By: Sarwell Q. Meniano
TACLOBAN CITY – After the devastation the region has suffered when it was pummeled by supertyphoon “Yolanda,” its economy appears towards recovery. This was disclosed by the regional director of the National Economic Development Authority (NEDA), Bonifacio Uy, who announced that the region’s economy grew by 3.9 percent in 2015. The increase of the region’s economy from previous 2.4 percent makes it the “fastest growing region in the country,” Uy boasted. Uy added that the economic growth of the region was even “higher” compare to other regions which did not suffer from the devastations of Yolanda, considered the world’s strongest typhoon to hit inland.
Yolanda battered the region, particularly Leyte considered the economic center of the region, in 2013 which resulted for its economy to suffer. Based on the report of the Philippine Statistics Authority, as presented by its director Wilma Perante, the region’s economy accelerated by 6.3 percent between 2014 to 2015, gaining P152.21 billion in the process. The services sector posted a 6.8 percent growth, a significant rebound from four percent decline the previous year fueled by strong performance in the transport, storage and communication subsector. NEDA tagged the sector as the strongest driver of the regional economy. The sector has generated thousands of jobs, absorbing 45 percent of the region’s working population first semester of 2015.

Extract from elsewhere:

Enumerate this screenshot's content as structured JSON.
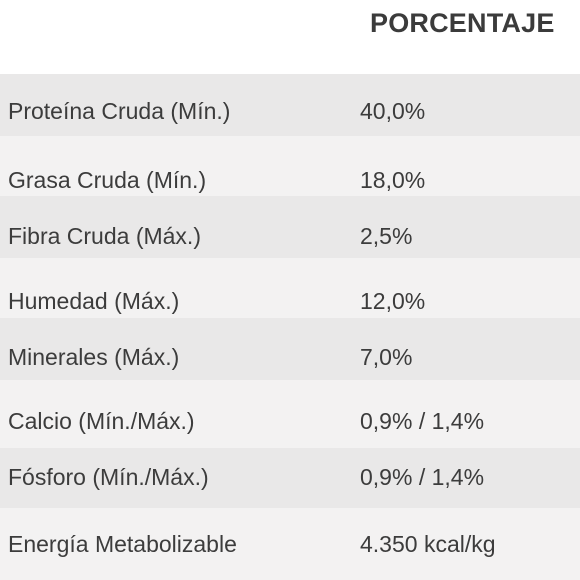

“We also observed gradual growth in the value-added share of most components of the services sector, primarily accounted for by the resurgence of businesses. For instance, in Tacloban City, the region’s capital, we see newly-established hotels and food establishments, which is evident of a vibrant service-oriented economy,” Uy said.
Industry sector, which accounts 41.4 percent of the regional economy, recovered from the 3.3 percent decrease in 2014 to 4.4 percent growth last year. Subsectors such as mining and quarrying; construction; and electricity, gas and water supply have shown double-digit growth last year.
“While the manufacturing subsector contributed the largest share to the region’s industry, it contracted by three percent, although better than the 16 percent slump in 2014,” he explained. The NEDA regional chief reported that weak global demand for copper must have affected the supply of metallic inputs in the production of cathodes at the Philippine Associated Smelting and Refinery Corp., one of the heavy industries situated in Isabel, Leyte. Agriculture, the sector which has the majority of the region’s workforce, continued to decline, but at a slower rate from 12.7 percent in 2014 to 3.5 percent in 2015. Farming and forestry recovered from negative 3.6 percent. Fishing also managed to improve from negative 18.2 percent to negative 3.2 percent, according to the PSA. “Broad-based growth was not realized given the setback in the agriculture and fisheries sector – a challenge that consistently hounds the region. Natural threats such as the effects of El Nino and the impact of typhoon Nona have aggravated the already fragile agricultural production of the region after super typhoon Yolanda,” Uy pointed out. Despite economic growth in 2015, poverty incidence in the region has worsened between 2012 to 2015, placing the region as the country’s second poorest, based on the latest Family Income and Expenditure Survey (FIES) result.